Archive for December, 2004

Projects and Keeping Busy

Sunday, December 19th, 2004

It’s been a while since I’ve updated this blog and I’ve spent more time working on my own blog engine to make up for issues that I’ve faced with Word Press thus far. I hope to have this up over the Christmas break along with about a dozen other projects that are nearing completion.

I now have quite a few technology related blogs going strong on my feeds website: http://www.web-ology.com/feeds/ All in all, there are over 23,000 feeds posted and it’s growing strong. Even though I work at an ISP, my feed aggregator is starting to grow to the point of taxing resources. I’ve tried to only run the feed aggregator at a mininal but I’ve started experiencing the loss of collected news by not pulling them more.

Along this journey, my project has grown from using feedonfeeds to writing a hybrid news aggregator of my own design. While feedonfeeds works excellent, I’ve started needing features that it simple doesn’t allow me. Since it is based on the MagpieRSS engine, it was easier to write my own around MagpieRSS and that was the path I took.

One major feed that I needed was the ability to weight a feed and to schedule feeds to be pulled a different intervals. Most of my feeds are updated once a day or less then a dozen times a day while some others may be updated hundreds of times a day. More and more feeds are only displaying the last ten or twenty items and this can be an issue if the feed is not pulled quickly enough. Some websites such as Slashdot has started suffering feed pull overload so they will now ban your script if you try to pull it too frequently. Thus another reason to write my own. My new system allows more control of how often feeds are pulled and these factors along with a dozen or so more went into this new design.
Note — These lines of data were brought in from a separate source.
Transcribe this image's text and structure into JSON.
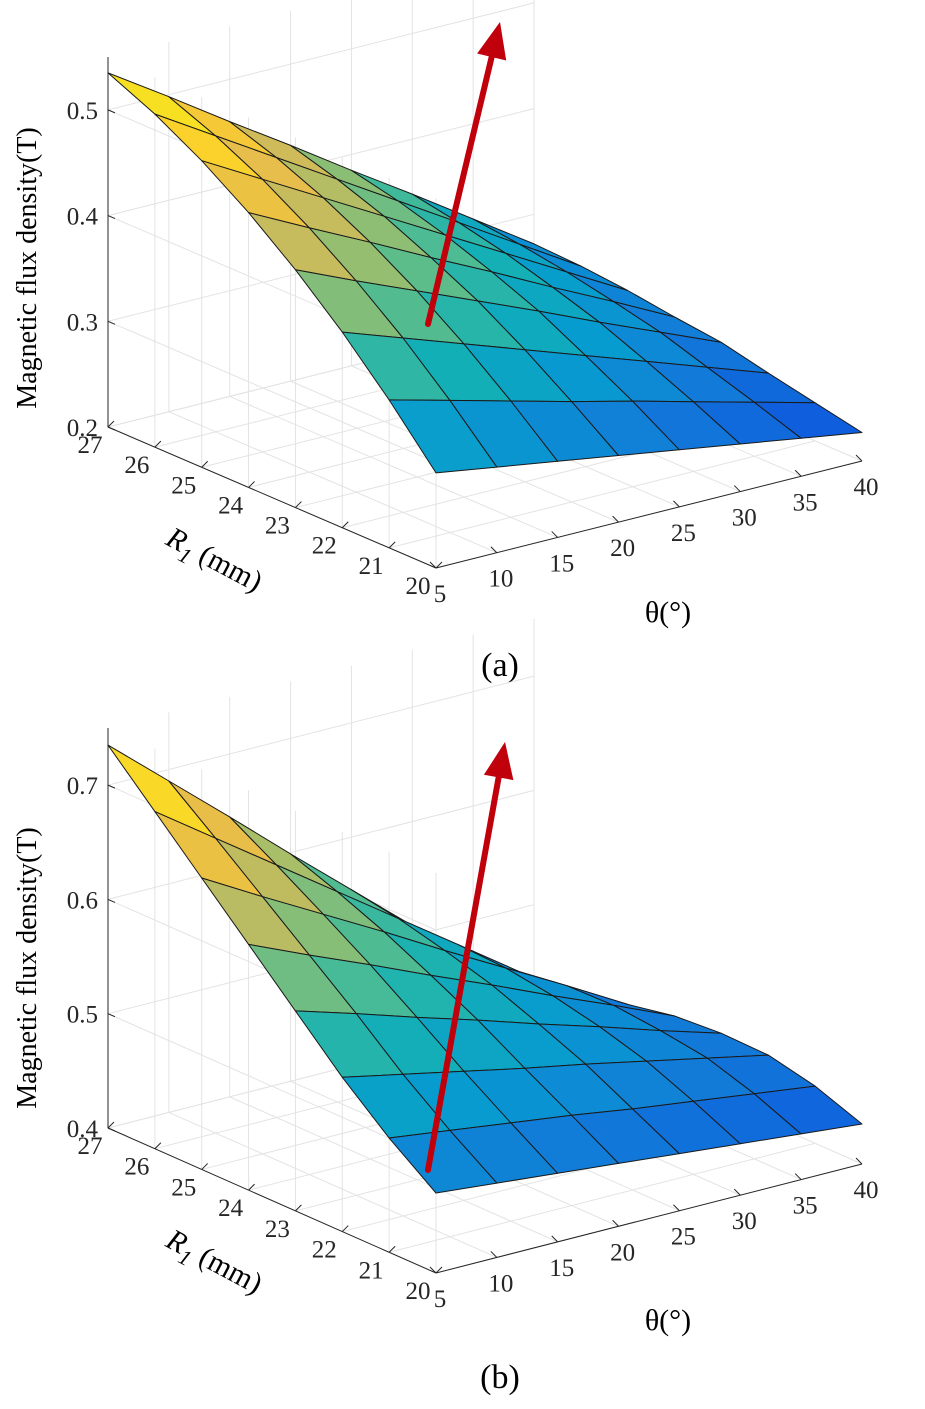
{
  "figure": {
    "caption_a": "(a)",
    "caption_b": "(b)"
  },
  "chart_data": [
    {
      "type": "surface",
      "panel": "(a)",
      "zlabel": "Magnetic flux density(T)",
      "xlabel": "θ(°)",
      "ylabel_main": "R",
      "ylabel_sub": "1",
      "ylabel_unit": " (mm)",
      "x_ticks": [
        "5",
        "10",
        "15",
        "20",
        "25",
        "30",
        "35",
        "40"
      ],
      "y_ticks": [
        "20",
        "21",
        "22",
        "23",
        "24",
        "25",
        "26",
        "27"
      ],
      "z_ticks": [
        "0.2",
        "0.3",
        "0.4",
        "0.5"
      ],
      "x": [
        5,
        10,
        15,
        20,
        25,
        30,
        35,
        40
      ],
      "y": [
        20,
        21,
        22,
        23,
        24,
        25,
        26,
        27
      ],
      "zlim": [
        0.2,
        0.55
      ],
      "colormap": "parula",
      "arrow_color": "#c0000b",
      "z": [
        [
          0.29,
          0.281,
          0.272,
          0.263,
          0.254,
          0.245,
          0.236,
          0.227
        ],
        [
          0.34,
          0.325,
          0.31,
          0.295,
          0.281,
          0.266,
          0.251,
          0.236
        ],
        [
          0.385,
          0.365,
          0.345,
          0.325,
          0.305,
          0.285,
          0.265,
          0.245
        ],
        [
          0.425,
          0.4,
          0.376,
          0.352,
          0.328,
          0.303,
          0.279,
          0.255
        ],
        [
          0.46,
          0.431,
          0.403,
          0.374,
          0.346,
          0.317,
          0.289,
          0.26
        ],
        [
          0.49,
          0.458,
          0.426,
          0.394,
          0.362,
          0.33,
          0.298,
          0.266
        ],
        [
          0.515,
          0.48,
          0.445,
          0.41,
          0.375,
          0.34,
          0.305,
          0.27
        ],
        [
          0.535,
          0.498,
          0.46,
          0.423,
          0.385,
          0.348,
          0.31,
          0.272
        ]
      ]
    },
    {
      "type": "surface",
      "panel": "(b)",
      "zlabel": "Magnetic flux density(T)",
      "xlabel": "θ(°)",
      "ylabel_main": "R",
      "ylabel_sub": "1",
      "ylabel_unit": " (mm)",
      "x_ticks": [
        "5",
        "10",
        "15",
        "20",
        "25",
        "30",
        "35",
        "40"
      ],
      "y_ticks": [
        "20",
        "21",
        "22",
        "23",
        "24",
        "25",
        "26",
        "27"
      ],
      "z_ticks": [
        "0.4",
        "0.5",
        "0.6",
        "0.7"
      ],
      "x": [
        5,
        10,
        15,
        20,
        25,
        30,
        35,
        40
      ],
      "y": [
        20,
        21,
        22,
        23,
        24,
        25,
        26,
        27
      ],
      "zlim": [
        0.4,
        0.75
      ],
      "colormap": "parula",
      "arrow_color": "#c0000b",
      "z": [
        [
          0.47,
          0.465,
          0.46,
          0.455,
          0.45,
          0.445,
          0.44,
          0.435
        ],
        [
          0.5,
          0.493,
          0.486,
          0.479,
          0.471,
          0.464,
          0.457,
          0.45
        ],
        [
          0.535,
          0.524,
          0.513,
          0.502,
          0.492,
          0.481,
          0.47,
          0.459
        ],
        [
          0.575,
          0.559,
          0.542,
          0.526,
          0.509,
          0.493,
          0.476,
          0.46
        ],
        [
          0.615,
          0.592,
          0.57,
          0.547,
          0.525,
          0.502,
          0.48,
          0.457
        ],
        [
          0.655,
          0.625,
          0.596,
          0.567,
          0.537,
          0.508,
          0.479,
          0.449
        ],
        [
          0.695,
          0.658,
          0.621,
          0.584,
          0.547,
          0.51,
          0.473,
          0.436
        ],
        [
          0.735,
          0.69,
          0.645,
          0.599,
          0.554,
          0.509,
          0.464,
          0.418
        ]
      ]
    }
  ]
}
On the code generartion front, my system is mature enough to generate fulling working website admins. I’ve been playing with a few new designs for how to lay out the overall framework. For my feed scripts I’m using more of a publisher model that turns websites back into static html instead of dynamic solutions. Thus far to get a good pattern down has been a challenge but I’ve made some good headway. I’m able to publish these changes and the system allows for remote publishing over FTP which tries to do an intelligent job of only pushing what’s changed. This can be important when trying to push large websites of 1300+ or in this case 23M+ worth of pages.